Au chapitre de la neutralité du net, il persiste et signe. Invité à clarifier sa nouvelle option « Débit confort » proposant un débit mobile prioritaire, à la question « Est-ce l’internet mobile à deux vitesses ? », il a répondu « oui ».

Un choix qu’il assume parfaitement : « Un internet à deux vitesses ne pose pas de problème à partir du moment où le standard est accessible à tout le monde ».
Et ensuite de dérouler sa diatribe, « C’est un concept attrape-tout qui se fait toujours sur le dos des opérateurs », a-t-il ainsi déploré.

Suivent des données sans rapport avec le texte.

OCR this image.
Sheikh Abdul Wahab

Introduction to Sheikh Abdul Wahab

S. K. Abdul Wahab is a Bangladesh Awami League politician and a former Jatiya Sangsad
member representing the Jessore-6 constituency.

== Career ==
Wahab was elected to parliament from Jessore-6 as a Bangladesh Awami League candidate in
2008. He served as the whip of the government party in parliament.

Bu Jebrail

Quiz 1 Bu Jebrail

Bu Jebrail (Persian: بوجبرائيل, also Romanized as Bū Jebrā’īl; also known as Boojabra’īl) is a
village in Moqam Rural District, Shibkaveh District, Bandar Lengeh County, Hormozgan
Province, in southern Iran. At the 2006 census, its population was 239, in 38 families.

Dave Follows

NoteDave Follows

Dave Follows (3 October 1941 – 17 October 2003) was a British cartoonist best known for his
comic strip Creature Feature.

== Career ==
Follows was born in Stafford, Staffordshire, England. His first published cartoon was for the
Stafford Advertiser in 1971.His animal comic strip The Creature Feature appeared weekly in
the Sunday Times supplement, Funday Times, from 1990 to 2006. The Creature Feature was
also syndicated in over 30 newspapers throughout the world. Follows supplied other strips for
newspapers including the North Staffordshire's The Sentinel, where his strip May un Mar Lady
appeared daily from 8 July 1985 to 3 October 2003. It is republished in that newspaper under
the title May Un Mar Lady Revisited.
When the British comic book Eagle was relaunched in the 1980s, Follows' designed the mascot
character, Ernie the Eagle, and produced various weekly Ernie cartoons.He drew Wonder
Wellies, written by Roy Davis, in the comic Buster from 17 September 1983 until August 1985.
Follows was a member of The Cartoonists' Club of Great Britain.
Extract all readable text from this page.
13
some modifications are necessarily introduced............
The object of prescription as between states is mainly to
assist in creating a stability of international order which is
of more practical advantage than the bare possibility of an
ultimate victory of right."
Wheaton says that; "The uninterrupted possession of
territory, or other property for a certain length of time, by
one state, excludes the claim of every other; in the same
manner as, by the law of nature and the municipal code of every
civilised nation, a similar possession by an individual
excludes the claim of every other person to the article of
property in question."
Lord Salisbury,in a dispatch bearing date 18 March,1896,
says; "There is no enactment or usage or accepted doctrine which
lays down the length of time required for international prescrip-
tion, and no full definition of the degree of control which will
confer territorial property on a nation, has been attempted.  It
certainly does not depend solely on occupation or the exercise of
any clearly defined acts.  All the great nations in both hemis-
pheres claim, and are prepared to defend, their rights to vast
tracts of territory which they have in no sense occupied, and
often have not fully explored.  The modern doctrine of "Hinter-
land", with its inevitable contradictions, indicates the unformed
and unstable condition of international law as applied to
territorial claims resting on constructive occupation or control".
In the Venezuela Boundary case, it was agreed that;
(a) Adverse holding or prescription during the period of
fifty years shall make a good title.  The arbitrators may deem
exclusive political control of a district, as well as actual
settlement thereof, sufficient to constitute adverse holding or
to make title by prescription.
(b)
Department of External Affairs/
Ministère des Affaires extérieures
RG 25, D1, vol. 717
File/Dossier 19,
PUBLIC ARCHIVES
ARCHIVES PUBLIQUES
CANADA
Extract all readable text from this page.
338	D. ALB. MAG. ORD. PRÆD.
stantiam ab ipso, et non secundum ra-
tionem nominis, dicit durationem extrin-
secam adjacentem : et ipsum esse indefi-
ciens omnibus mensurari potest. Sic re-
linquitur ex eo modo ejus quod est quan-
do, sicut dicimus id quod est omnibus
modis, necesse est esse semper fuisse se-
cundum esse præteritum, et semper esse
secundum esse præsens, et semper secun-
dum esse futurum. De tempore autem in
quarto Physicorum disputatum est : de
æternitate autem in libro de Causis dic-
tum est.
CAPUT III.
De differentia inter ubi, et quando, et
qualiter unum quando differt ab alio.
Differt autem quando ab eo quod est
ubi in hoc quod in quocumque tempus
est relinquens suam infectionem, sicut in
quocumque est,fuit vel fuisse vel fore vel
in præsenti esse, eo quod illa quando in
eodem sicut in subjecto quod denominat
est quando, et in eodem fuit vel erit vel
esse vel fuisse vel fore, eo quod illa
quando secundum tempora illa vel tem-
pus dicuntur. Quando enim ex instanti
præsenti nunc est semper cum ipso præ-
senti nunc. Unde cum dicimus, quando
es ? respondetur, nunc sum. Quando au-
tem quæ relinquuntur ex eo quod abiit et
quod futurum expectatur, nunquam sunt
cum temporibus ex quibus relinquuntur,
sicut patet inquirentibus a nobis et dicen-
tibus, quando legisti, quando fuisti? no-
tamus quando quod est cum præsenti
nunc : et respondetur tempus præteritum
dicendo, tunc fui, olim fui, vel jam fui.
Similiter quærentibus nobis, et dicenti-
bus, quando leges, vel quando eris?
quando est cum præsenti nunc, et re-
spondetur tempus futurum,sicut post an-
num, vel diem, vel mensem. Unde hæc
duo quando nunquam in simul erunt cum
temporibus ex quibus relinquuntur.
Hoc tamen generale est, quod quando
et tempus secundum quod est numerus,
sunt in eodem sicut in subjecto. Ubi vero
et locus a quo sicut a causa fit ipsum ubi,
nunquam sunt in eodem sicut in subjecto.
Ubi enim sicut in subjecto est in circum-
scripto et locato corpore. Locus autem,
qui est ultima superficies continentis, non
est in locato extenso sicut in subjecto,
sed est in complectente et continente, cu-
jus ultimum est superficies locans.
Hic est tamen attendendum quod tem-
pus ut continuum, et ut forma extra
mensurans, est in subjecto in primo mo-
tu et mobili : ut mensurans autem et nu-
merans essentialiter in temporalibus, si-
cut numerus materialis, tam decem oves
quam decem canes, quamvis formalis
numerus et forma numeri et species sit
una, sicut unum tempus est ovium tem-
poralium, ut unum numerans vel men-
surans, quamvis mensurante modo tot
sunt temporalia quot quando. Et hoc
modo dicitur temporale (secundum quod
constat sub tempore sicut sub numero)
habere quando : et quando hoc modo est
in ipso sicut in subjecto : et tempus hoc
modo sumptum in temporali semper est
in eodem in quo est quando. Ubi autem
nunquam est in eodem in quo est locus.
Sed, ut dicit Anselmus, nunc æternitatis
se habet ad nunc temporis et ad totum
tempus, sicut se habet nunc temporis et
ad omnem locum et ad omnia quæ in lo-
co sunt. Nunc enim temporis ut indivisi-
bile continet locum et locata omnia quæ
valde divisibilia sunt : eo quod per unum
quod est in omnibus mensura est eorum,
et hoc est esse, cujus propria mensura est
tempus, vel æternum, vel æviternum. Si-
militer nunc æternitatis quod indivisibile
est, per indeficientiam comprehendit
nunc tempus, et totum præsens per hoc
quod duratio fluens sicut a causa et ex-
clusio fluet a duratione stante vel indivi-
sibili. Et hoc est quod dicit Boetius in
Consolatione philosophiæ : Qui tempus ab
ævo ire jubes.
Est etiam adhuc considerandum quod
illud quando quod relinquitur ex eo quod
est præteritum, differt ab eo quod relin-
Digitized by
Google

« Moi aussi, j’aimerais bien qu’internet soit gratuit dans le monde entier. Mais ça n’est possible que dans les rêves […] Il faut donner aux opérateurs les armes et les moyens d’innover. Et la neutralité du net est l’ennemie de l’innovation des opérateurs. »

Pour le patron d’Orange, le principe de la neutralité du net est donc un principe, certes beau, mais qui se heurte violemment à la réalité des opérateurs et du marché.

Si la neutralité du Net a été consacrée aux États-Unis il y a un mois, elle est toujours en débat en Europe où les avis divergent sur la question. La Commission européenne et le Conseil européen tablant pour une neutralité du Net assortie d’exception, rejoignant la vision des principaux opérateurs européens, quand le Parlement souhaite adopter un texte garantissant pleinement et formellement le principe.